UC Awarded Nearly $1.3 Million NSF Grant for Labs

Ursinus College is the recipient of a nearly $1.3 million grant from the National Science Foundation for the renovation of two labs in Thomas Hall, the life sciences building. The renovated facilities will foster student-faculty research by enabling more students to work collaboratively with faculty mentors on research projects in facilities that better support their research activities.

The renovation is part of a broader plan to re-envision and strengthen the sciences at Ursinus.

Thomas Hall

As a result of the $1,293,801 grant, two labs will be gutted and renovated for molecular and cellular biology research. The most significant proposed improvement will be the addition of a new environmental system for the two labs – rooms 110 and 212 — and their support spaces. An air handler will provide centralized, efficient temperature and humidity control for both labs.

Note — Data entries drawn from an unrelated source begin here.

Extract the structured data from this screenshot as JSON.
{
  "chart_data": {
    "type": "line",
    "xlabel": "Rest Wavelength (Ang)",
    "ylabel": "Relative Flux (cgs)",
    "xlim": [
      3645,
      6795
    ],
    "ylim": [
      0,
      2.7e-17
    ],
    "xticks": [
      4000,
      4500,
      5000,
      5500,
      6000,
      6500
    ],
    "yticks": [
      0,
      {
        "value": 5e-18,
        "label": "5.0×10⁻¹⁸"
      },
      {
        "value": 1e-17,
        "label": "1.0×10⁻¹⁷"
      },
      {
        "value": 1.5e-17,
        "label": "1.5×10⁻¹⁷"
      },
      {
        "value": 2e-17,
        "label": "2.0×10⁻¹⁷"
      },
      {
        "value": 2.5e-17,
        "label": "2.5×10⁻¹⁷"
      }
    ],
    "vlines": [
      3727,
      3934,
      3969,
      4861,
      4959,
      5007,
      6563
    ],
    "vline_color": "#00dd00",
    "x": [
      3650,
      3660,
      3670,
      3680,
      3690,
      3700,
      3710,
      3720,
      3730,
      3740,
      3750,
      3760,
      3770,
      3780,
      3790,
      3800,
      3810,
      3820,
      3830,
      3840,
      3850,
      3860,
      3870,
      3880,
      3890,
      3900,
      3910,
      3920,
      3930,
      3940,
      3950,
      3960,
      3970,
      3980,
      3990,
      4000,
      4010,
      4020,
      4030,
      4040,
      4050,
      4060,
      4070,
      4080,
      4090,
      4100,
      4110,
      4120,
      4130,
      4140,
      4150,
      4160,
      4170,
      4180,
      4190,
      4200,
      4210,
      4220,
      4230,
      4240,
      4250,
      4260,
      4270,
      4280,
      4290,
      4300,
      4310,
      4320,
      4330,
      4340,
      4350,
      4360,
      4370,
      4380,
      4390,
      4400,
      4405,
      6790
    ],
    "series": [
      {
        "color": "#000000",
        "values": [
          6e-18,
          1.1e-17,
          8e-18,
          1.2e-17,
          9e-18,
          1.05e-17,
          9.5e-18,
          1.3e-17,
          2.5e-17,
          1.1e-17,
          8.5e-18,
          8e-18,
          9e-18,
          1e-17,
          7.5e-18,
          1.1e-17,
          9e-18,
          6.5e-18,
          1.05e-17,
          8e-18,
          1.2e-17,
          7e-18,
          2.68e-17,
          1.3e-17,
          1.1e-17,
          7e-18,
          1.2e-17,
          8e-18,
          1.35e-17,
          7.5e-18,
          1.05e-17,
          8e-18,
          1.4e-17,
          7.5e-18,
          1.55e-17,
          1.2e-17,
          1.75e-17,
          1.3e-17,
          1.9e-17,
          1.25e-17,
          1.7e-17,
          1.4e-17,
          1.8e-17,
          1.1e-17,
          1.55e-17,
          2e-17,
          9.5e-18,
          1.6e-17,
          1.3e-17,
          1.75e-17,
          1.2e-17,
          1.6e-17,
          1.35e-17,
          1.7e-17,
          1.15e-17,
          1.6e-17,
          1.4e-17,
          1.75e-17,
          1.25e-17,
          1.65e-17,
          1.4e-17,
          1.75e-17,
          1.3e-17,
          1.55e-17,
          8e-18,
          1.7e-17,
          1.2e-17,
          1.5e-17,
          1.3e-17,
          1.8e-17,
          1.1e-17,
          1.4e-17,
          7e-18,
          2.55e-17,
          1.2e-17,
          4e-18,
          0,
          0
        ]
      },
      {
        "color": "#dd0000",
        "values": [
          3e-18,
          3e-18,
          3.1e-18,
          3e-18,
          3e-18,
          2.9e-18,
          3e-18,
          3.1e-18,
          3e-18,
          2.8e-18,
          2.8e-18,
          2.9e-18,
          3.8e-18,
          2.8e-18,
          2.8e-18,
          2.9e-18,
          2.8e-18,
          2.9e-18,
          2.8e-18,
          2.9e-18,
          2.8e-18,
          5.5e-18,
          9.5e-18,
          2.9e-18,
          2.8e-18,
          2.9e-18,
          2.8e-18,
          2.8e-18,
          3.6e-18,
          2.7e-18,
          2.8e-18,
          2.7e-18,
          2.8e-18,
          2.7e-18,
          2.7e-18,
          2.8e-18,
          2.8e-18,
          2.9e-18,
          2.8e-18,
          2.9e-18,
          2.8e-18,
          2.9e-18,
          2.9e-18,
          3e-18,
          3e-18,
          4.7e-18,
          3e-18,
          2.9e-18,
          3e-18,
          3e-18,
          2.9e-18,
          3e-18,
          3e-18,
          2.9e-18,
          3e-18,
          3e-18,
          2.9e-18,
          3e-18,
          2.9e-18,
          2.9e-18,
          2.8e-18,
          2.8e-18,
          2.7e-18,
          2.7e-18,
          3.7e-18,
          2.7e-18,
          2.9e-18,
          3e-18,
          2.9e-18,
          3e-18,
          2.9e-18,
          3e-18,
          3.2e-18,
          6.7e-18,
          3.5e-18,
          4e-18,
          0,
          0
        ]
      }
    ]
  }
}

Additionally, the labs will have countertops wrapping two walls, new islands in the center of the labs with additional storage, as well as sinks, overhead lighting and shades for sun control.

One research lab will be used by two groups of students that study C. elegans worms. Research in Dr. Rebecca Kohn’s lab focuses on understanding how release of neurotransmitters at synapses is controlled by the protein UNC-13 using the model organism, Caenorhabditis elegans. Research in Dr. Rebecca Lyczak’s laboratory aims to understand the regulation of centrosome positioning in establishing anterior-posterior polarity in the one-cell Caenorhabditis elegans embryo. In the second lab, Dr. Dale Cameron’s work focuses on the role of prion-like protein aggregation in the normal biology of the cell using the model organism, Saccharomyces cerevisiae.

In the C. elegans labs, the new spaces will allow for a series of genetic suppressor screens that could not be performed in the current space. Researchers in Dr. Cameron’s laboratory plan to carry out a series of experiments which will involve measuring the growth rates of mutant yeast strains at a range of temperatures, requiring multiple incubators and spectrophotometer operating simultaneously and in close proximity.